Coursera Algorithmic Thinking
This is a source code for projects and applications of Algorithmic Thinking class on Coursera.
The goal of this Module is to get you started with simple, yet central, concepts in graph theory, simple principles of discrete probability, and a light version of hypothesis testing.
For your first project, you will write Python code that creates dictionaries corresponding to some simple examples of graphs. You will also implement two short functions that compute information about the distribution of the in-degrees for nodes in these graphs. You will then use these functions in the Application component of Module 1 where you will analyze the degree distribution of a citation graph for a collection of physics papers. This final portion of module will be peer assessed.
The goal of this Module is for you to learn about graph exploration, how to use it to compute the connected components of graphs, and how to use the latter structure to reason about the resilience of networks. The module emphasizes the efficiency of algorithms, asymptotics, and the significance of efficient implementations. You will be exposed again to random graphs, graph properties, and the use of data structures like queues.

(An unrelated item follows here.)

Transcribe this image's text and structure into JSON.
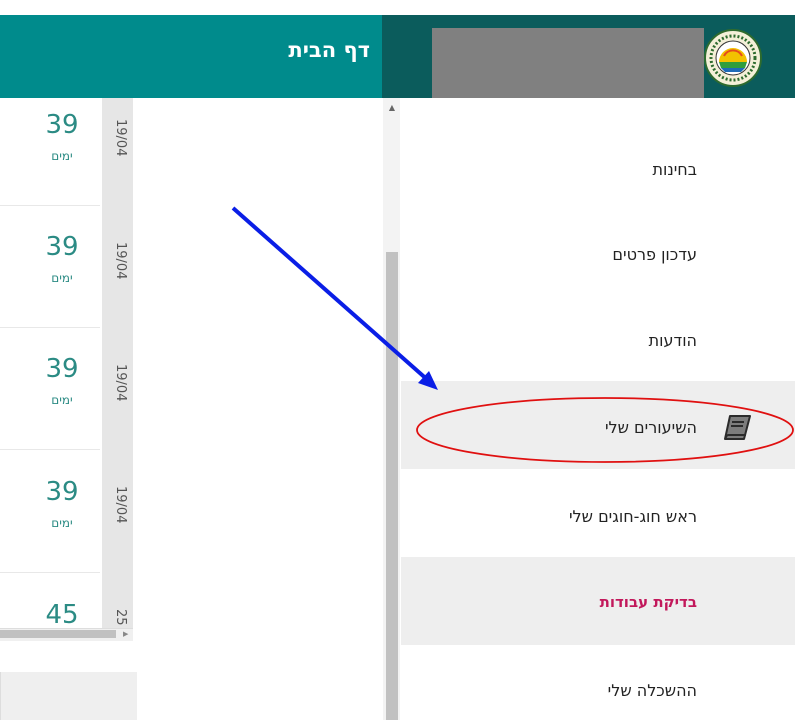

For the Project component of Module 2, you will first write Python code that implements breadth-first search. Then, you will use this function to compute the set of connected components (CCs) of an undirected graph as well as determine the size of its largest connected component. Finally, you will write a function that computes the resilience of a graph (measured by the size of its largest connected component) as a sequence of nodes are deleted from the graph.
You will use these functions in the Application component of Module 2 where you will analyze the resilience of a computer network, modeled by a graph. As in Module 1, graphs will be represented using dictionaries.
The goal of this Module is for you to learn about the closest pair problem, how to solve it using the divide-and-conquer algorithmic strategy, and how to use the solution in algorithms for data clustering, which is a very powerful tool in the toolkit of any data scientist. You will also use the programs you write to cluster cancer data collected from many counties across the United States. The module emphasizes divide-and-conquer algorithms, their recursive implementations, and how to analyze the running times of such algorithms.
For the Project and Application portion of Module 3, we will implement and assess two methods for clustering data. For Project 3, you will implement two methods for computing closest pairs and two methods for clustering data. In Application 3, you will then compare these two clustering methods in terms of efficiency, automation, and quality.
The goal of this Module is for you to learn about the pairwise sequence alignment problem, how to solve two versions of it (local and global) using the dynamic programming (DP) algorithmic strategy, and how to use the solutions in two applications involving genomic data and spell checking. The module emphasizes dynamic programming algorithms and their implementation.
In Homework 4, we explored the use of dynamic programming in measuring the similarity between two sequences of characters. Given an alphabet Σ and a scoring matrix M defined over Σ∪{′−′}, the dynamic programming method computed a score that measured the similarity of two sequences X and Y based on the values of this scoring matrix. In particular, this method involved computing an alignment matrix S between X and Y whose entry Sij scored the similarity of the substrings X[0…i−1] and Y[0…j−1]. These notes provided an overview of the process.
In Project 4, we will implement four functions. The first pair of functions will return matrices that we will use in computing the alignment of two sequences. The second pair of functions will return global and local alignments of two input sequences based on a provided alignment matrix. You will then use these functions in Application 4 to analyze two problems involving comparison of similar sequences.